Cardiovascular, Neuroscience, Rare/Orphan
Targeting Mitochondria to Treat Charcot Marie Tooth and Other Neurodegenerative Disorders
2019 Harrington Scholar-Innovator
Mitochondria generate the majority of a cell's energy and are vital to survival. Yet, maintaining a healthy mitochondrial population is challenging in peripheral nerves, which can be up to three feet in length (e.g. the sciatic nerves in our legs), requiring mitochondria to be actively transported from the spine to the nerve endings in your feet.
Mitochondria have genomes that are exchanged through mitochondrial fusion, which is mediated by proteins called mitofusins. 'Mitochondria are mobile and can divide or fuse forming a more continuous network," Dr. Dorn says. "The job of mitofusins is to pull the mitochondria close together in a very synchronized process."
Genetic mutations of one mitofusin protein, mitofusin 2, cause a neurodegenerative condition called Charcot-Marie-Tooth disease, type 2A (CMT2A). There is no disease-altering therapy for CMT2A, which affects around 23,000 people in US, typically in late childhood, with degeneration of nerves that leads to muscle atrophy in the arms and legs.
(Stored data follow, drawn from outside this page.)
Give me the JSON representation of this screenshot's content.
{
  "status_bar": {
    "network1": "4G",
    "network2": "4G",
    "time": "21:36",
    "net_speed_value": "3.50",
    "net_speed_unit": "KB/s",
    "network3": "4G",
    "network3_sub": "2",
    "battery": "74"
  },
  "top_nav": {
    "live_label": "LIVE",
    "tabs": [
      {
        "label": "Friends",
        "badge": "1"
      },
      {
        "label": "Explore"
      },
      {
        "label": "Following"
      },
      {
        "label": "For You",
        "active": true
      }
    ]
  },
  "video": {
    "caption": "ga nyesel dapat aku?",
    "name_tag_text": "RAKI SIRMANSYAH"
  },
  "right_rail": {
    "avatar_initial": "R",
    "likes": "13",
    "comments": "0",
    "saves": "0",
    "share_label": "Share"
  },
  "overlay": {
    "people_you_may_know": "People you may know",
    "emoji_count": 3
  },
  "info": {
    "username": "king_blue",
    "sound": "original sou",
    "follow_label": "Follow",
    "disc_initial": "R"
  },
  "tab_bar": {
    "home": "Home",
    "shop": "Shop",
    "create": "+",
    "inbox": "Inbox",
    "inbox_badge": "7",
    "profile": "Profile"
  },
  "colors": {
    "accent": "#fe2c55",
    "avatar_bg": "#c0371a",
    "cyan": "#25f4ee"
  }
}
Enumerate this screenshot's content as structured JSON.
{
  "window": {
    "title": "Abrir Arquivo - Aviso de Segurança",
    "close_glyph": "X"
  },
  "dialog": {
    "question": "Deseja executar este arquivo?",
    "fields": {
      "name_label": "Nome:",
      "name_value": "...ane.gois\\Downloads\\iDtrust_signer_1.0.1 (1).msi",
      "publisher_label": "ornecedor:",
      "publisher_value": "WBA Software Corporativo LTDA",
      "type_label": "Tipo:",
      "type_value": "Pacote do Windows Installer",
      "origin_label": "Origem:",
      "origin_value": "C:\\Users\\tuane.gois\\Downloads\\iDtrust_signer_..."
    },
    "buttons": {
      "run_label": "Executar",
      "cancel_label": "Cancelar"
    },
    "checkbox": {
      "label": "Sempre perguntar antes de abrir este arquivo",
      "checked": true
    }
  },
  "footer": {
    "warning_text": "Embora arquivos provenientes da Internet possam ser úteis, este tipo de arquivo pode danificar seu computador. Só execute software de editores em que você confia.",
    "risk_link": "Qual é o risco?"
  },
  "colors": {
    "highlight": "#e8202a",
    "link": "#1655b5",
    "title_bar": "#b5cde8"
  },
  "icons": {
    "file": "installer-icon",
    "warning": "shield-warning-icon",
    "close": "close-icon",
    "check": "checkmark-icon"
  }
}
"With CMT2A, mutant mitofusins are inactive," Dr. Dorn says. "Based on an intuitive understanding of what was happening with protein conformation, we were able to develop a compound that triggers mitofusin activation, evoking striking improvement in mitochondrial shape, fitness and motility in CMT2A patient neurons and rescuing neuromuscular degeneration in a CMT2A mouse."
With help from the Harrington Discovery Institute, Dr. Dorn hopes to provide those afflicted with CMT2A with far more effective medical management than physical therapy, walkers, braces and wheelchairs.
“With assistance from our Harrington Discovery Institute development team we now have a compound that looks like a drug."